Mit Standards zum Erfolg
Um das Offensivspiel zu beleben, stellte Hütter zur zweiten Halbzeit um und ließ Kamada als zweite Spitze spielen. Mit Erfolg: Die Frankfurter agierten jetzt wieder zielstrebiger als in den Minuten vor der Pause, waren das dominante Team und sichtlich bemüht, den knappen Vorsprung mit einem weiteren Tor auszubauen. Paciência (49. Minute), da Costa (56. Minute) und Sebastian Rode (66. Minute) verpassten aber. Erneut konnten sich die Hausherren aber auf ihre Standards verlassen.

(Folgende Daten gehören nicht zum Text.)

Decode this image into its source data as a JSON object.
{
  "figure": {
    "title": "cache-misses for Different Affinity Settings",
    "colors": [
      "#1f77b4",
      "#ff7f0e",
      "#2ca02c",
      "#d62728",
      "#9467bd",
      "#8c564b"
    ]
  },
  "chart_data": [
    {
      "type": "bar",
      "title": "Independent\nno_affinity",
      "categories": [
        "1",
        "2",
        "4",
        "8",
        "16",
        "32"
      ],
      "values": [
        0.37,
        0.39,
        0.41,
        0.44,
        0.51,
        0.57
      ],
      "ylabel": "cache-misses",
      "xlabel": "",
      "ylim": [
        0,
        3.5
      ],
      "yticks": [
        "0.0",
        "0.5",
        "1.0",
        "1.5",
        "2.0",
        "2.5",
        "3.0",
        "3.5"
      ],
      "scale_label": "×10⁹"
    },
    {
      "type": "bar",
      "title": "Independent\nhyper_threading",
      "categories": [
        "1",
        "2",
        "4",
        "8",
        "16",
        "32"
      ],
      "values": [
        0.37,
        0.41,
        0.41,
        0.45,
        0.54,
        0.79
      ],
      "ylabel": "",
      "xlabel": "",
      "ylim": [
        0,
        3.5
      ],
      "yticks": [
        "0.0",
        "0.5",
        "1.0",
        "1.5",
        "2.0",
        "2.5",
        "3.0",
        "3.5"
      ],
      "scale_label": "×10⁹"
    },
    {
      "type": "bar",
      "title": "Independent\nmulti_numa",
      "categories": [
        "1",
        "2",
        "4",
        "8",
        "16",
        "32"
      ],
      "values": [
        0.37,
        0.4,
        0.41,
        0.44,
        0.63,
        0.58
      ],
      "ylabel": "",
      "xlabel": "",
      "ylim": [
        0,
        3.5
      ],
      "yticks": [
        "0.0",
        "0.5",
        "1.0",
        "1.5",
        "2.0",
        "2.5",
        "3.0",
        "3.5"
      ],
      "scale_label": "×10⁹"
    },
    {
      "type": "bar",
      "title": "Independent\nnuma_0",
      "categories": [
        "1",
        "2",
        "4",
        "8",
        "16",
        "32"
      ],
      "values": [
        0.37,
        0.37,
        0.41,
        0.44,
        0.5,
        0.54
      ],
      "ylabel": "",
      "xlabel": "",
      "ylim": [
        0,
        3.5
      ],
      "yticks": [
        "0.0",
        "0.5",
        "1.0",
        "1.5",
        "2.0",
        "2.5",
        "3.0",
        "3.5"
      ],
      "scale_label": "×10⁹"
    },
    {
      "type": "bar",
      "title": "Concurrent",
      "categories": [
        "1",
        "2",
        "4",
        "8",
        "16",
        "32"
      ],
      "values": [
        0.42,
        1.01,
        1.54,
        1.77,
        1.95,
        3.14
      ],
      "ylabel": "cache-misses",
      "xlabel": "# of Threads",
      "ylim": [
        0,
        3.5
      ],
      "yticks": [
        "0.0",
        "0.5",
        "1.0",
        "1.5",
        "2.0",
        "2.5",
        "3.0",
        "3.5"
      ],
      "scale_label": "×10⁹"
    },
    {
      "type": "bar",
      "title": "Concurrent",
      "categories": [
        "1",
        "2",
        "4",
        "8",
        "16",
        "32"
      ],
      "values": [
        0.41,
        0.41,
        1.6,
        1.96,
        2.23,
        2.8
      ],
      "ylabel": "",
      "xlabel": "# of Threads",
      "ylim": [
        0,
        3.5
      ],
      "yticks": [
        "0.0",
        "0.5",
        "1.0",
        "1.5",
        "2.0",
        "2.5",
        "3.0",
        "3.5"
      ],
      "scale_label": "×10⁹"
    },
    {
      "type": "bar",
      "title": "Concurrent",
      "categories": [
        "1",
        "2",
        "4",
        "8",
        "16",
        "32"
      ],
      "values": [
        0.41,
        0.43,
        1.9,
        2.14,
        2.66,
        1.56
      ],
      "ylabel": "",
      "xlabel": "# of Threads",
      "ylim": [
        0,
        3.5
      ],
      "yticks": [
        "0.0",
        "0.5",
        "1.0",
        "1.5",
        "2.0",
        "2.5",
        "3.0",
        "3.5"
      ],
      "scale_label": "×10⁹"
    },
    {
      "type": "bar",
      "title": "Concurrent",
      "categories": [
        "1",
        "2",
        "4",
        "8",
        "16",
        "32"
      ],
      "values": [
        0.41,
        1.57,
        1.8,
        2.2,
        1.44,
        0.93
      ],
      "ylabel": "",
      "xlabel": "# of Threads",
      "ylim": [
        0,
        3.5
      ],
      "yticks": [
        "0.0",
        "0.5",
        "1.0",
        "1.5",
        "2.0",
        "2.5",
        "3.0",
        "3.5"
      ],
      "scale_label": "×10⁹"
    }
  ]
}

Diesmal landete der Ball nach einer Ecke von Kamada bei Martin Hinteregger, der zum 2:0 köpfen konnte. „Am Ende braucht man auch Glück, dass der Ball genau dahin kommt“, sagte Rode, „und dieses Glück hatten wir heute zweimal“. Dass ausgerechnet zwei Verteidiger die Tore machten, freute auch den Trainer: „Es ist mir sehr wichtig, dass wir flexibel sind, wer die Tore schießt.“ Paciência verpasste in der Schlussphase die Möglichkeit zur Vorentscheidung (81. Minute). „Wir hatten das Spiel weitgehend im Griff“, sagte Hütter, der sich über den Gegentreffer der Belgier kurz vor Schluss ärgerte: „Zu null zu spielen, wäre ideal gewesen“. Nach dem Anschlusstreffer von Selim Amallah (82. Minute) mussten die Frankfurter in den letzten zehn Minuten noch um den verdienten Sieg bangen.

Rückspiel schon in zwei Wochen
Durch den Sieg am dritten Spieltag der Europa League hat die Eintracht den zweiten Platz in ihrer Gruppe gefestigt. Mit sechs Punkten liegen sie weiter hinter dem ungeschlagenen Arsenal London, die im parallel stattfindenden Heimspiel mit 3:2 gegen Guimarães siegten, dabei aber zweimal einen Rückstand wettmachten. Im Kampf um Gruppenplatz zwei, der sicher zum Weiterkommen in die K.o.-Runde reichen wird, dürften die Partien der Frankfurter gegen Lüttich wichtig werden. „Ich bin daher sehr froh über diesen Sieg“, sagte Hütter. Schon in zwei Wochen reisen die Frankfurter zum Rückspiel (7.11.) nach Belgien. „Wir brauchen da sicherlich ein sehr kampfbetontes Spiel“, schaute der Trainer voraus.